Alex Rosenberg is so dogmatically committed to his materialistic atheism that he’s willing to present an excellent argument against it as if it were a point in its favor:
In fact, wherever and whenever there is even the slightest appearance of purpose in the universe, the scientist’s task is to figure out natural selection’s sleight of hand. (Atheist’s Guide to Reality, p. 92)
Rosenberg, like most atheists I encounter, tries to support his atheism in a particular view of science: the idea that there is no other source of knowledge. But, here, we have him stating directly that science rules out, a priori, any concept of purpose.
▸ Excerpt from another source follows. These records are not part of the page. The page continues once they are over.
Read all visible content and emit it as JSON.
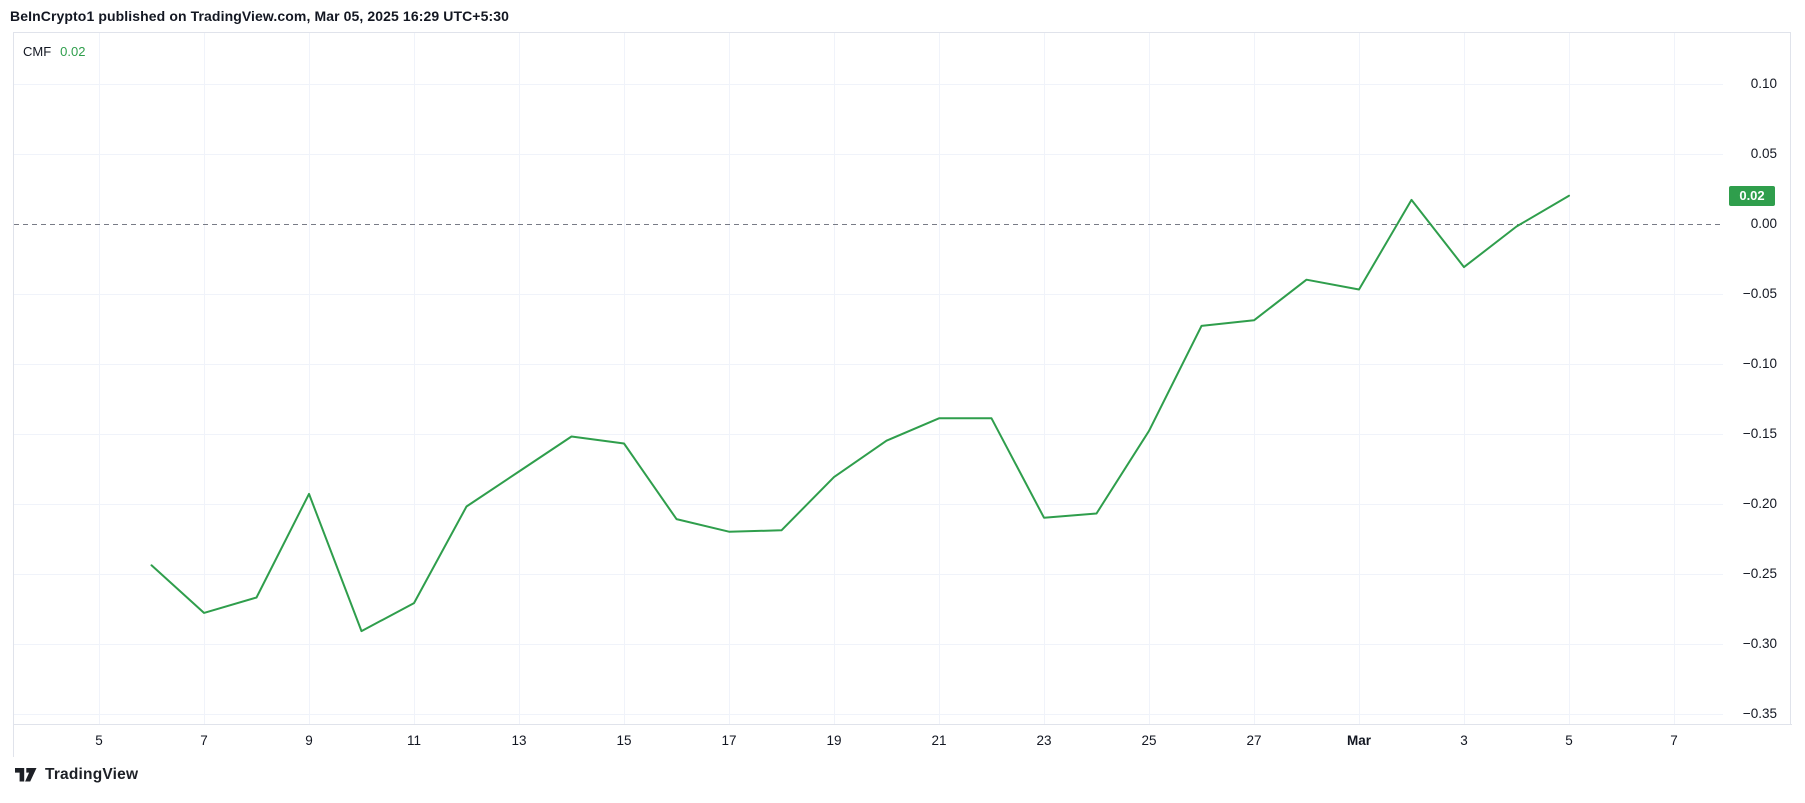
{
  "attribution": "BeInCrypto1 published on TradingView.com, Mar 05, 2025 16:29 UTC+5:30",
  "legend": {
    "indicator": "CMF",
    "value": "0.02"
  },
  "footer": {
    "brand": "TradingView"
  },
  "colors": {
    "line": "#2f9e4c",
    "badge_bg": "#2f9e4c",
    "badge_text": "#ffffff",
    "grid": "#f0f3fa",
    "border": "#e0e3eb",
    "text": "#131722",
    "zero_line": "#787b86"
  },
  "price_scale": {
    "labels": [
      {
        "text": "0.10",
        "value": 0.1
      },
      {
        "text": "0.05",
        "value": 0.05
      },
      {
        "text": "0.00",
        "value": 0.0
      },
      {
        "text": "−0.05",
        "value": -0.05
      },
      {
        "text": "−0.10",
        "value": -0.1
      },
      {
        "text": "−0.15",
        "value": -0.15
      },
      {
        "text": "−0.20",
        "value": -0.2
      },
      {
        "text": "−0.25",
        "value": -0.25
      },
      {
        "text": "−0.30",
        "value": -0.3
      },
      {
        "text": "−0.35",
        "value": -0.35
      }
    ],
    "badge": {
      "text": "0.02",
      "value": 0.02
    }
  },
  "time_axis": {
    "ticks": [
      {
        "text": "5",
        "day": 0,
        "bold": false
      },
      {
        "text": "7",
        "day": 2,
        "bold": false
      },
      {
        "text": "9",
        "day": 4,
        "bold": false
      },
      {
        "text": "11",
        "day": 6,
        "bold": false
      },
      {
        "text": "13",
        "day": 8,
        "bold": false
      },
      {
        "text": "15",
        "day": 10,
        "bold": false
      },
      {
        "text": "17",
        "day": 12,
        "bold": false
      },
      {
        "text": "19",
        "day": 14,
        "bold": false
      },
      {
        "text": "21",
        "day": 16,
        "bold": false
      },
      {
        "text": "23",
        "day": 18,
        "bold": false
      },
      {
        "text": "25",
        "day": 20,
        "bold": false
      },
      {
        "text": "27",
        "day": 22,
        "bold": false
      },
      {
        "text": "Mar",
        "day": 24,
        "bold": true
      },
      {
        "text": "3",
        "day": 26,
        "bold": false
      },
      {
        "text": "5",
        "day": 28,
        "bold": false
      },
      {
        "text": "7",
        "day": 30,
        "bold": false
      }
    ]
  },
  "chart_data": {
    "type": "line",
    "title": "CMF (Chaikin Money Flow)",
    "x": [
      "Feb 6",
      "Feb 7",
      "Feb 8",
      "Feb 9",
      "Feb 10",
      "Feb 11",
      "Feb 12",
      "Feb 13",
      "Feb 14",
      "Feb 15",
      "Feb 16",
      "Feb 17",
      "Feb 18",
      "Feb 19",
      "Feb 20",
      "Feb 21",
      "Feb 22",
      "Feb 23",
      "Feb 24",
      "Feb 25",
      "Feb 26",
      "Feb 27",
      "Feb 28",
      "Mar 1",
      "Mar 2",
      "Mar 3",
      "Mar 4",
      "Mar 5"
    ],
    "start_day_offset": 1,
    "values": [
      -0.244,
      -0.278,
      -0.267,
      -0.193,
      -0.291,
      -0.271,
      -0.202,
      -0.177,
      -0.152,
      -0.157,
      -0.211,
      -0.22,
      -0.219,
      -0.181,
      -0.155,
      -0.139,
      -0.139,
      -0.21,
      -0.207,
      -0.148,
      -0.073,
      -0.069,
      -0.04,
      -0.047,
      0.017,
      -0.031,
      -0.002,
      0.02
    ],
    "last_value": 0.02,
    "ylim": [
      -0.37,
      0.125
    ],
    "y_gridlines": [
      0.1,
      0.05,
      -0.05,
      -0.1,
      -0.15,
      -0.2,
      -0.25,
      -0.3,
      -0.35
    ],
    "zero_line": {
      "value": 0,
      "style": "dashed"
    },
    "x_tick_labels": [
      "5",
      "7",
      "9",
      "11",
      "13",
      "15",
      "17",
      "19",
      "21",
      "23",
      "25",
      "27",
      "Mar",
      "3",
      "5",
      "7"
    ],
    "legend_position": "top-left",
    "grid": true,
    "line_color": "#2f9e4c"
  }
}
Its only job is to explain away purpose, not to actually consider the idea that it might really exist.
And he’s absolutely right about this last; that is the job of the scientist. Useful as it is, considering the possibility that there is more to reality than the physical is not part of it.
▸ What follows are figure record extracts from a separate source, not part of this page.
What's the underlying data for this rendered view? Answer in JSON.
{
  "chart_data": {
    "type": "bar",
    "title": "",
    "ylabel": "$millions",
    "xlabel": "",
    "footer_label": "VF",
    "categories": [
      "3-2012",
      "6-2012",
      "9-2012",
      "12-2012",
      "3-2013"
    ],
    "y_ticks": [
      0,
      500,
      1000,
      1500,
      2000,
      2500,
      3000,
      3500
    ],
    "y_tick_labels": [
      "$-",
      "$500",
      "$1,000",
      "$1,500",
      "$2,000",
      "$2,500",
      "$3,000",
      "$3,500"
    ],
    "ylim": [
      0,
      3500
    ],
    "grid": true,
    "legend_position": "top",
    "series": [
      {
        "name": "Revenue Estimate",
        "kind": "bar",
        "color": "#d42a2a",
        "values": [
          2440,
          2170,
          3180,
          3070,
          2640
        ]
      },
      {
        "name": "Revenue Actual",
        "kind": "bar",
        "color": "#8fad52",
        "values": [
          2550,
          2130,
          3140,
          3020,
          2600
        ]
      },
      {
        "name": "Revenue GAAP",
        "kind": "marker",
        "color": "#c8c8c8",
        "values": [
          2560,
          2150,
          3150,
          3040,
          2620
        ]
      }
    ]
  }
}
But to say that, because science is so good at its job, all other jobs aren’t useful is more that a little presumptuous. I’d be more inclined to call that a wild non-sequitur. One of the great strengths of science is the specificity with which it defines the limits of its inquiry. To demand that science investigates everything, then, is as anti-science as it is anti-religion.
Presumably, real support of science would involve learning what science actually is and does. And a belief that it is some universal form of inquiry, as applicable to metaphysical and spiritual questions as it is to physical prediction, is treating science as if it were religion and philosophy.
And the science lover in me is bothered by that.